Several dozen worshippers were killed Friday in a suicide bombing at a Shiite mosque in Afghanistan's northern city of Kunduz. The attack is the deadliest in the country since U.S. forces completely withdrew from the region in late August.
It is not yet confirmed which group is responsible for the attack, though it displayed key elements of those carried out by the Islamic State-Khorasan Province, an Islamic State regional affiliate that has targeted Shiite civilians in the past.
The attack was conducted at about 1 p.m. local time as weekly mosque-goers were attending a sermon. A spokesman for the provincial government reported that at least 46 people were killed, though that figure is expected to rise significantly. Hundreds of patients in critical condition were admitted to local hospitals following the blast.

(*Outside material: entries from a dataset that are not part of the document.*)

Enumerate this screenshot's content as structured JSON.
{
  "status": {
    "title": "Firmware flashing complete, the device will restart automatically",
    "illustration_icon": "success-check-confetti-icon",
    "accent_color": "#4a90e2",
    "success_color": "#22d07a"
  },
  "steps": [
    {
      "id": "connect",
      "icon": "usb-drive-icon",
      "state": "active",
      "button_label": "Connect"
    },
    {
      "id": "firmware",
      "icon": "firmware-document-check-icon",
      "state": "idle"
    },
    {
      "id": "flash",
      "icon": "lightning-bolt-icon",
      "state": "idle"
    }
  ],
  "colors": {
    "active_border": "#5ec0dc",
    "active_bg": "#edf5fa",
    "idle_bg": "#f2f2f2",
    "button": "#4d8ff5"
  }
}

"This is the bloodiest attack I have seen in my life," said one attending doctor. "The floor of each intensive-car unit is filled with blood – it is like a blood river."
An eyewitness said: "All the windows of houses close to the mosque have been shattered and I see pieces of flesh on the street."
As Afghanistan enters a period of economic and governmental free-fall following the collapse of its last government in August and the rise of the Taliban, Afghans are waiting to see exactly how their new leadership will perform.
"We are suffering from hunger and lack of money, but we are willing to put up with that as the Taliban promised that the war was over," said one Kunduz shopkeeper whose store is close to Friday's explosion site. "If this violence carries on, we will stand against the Taliban just as we stood against the last government."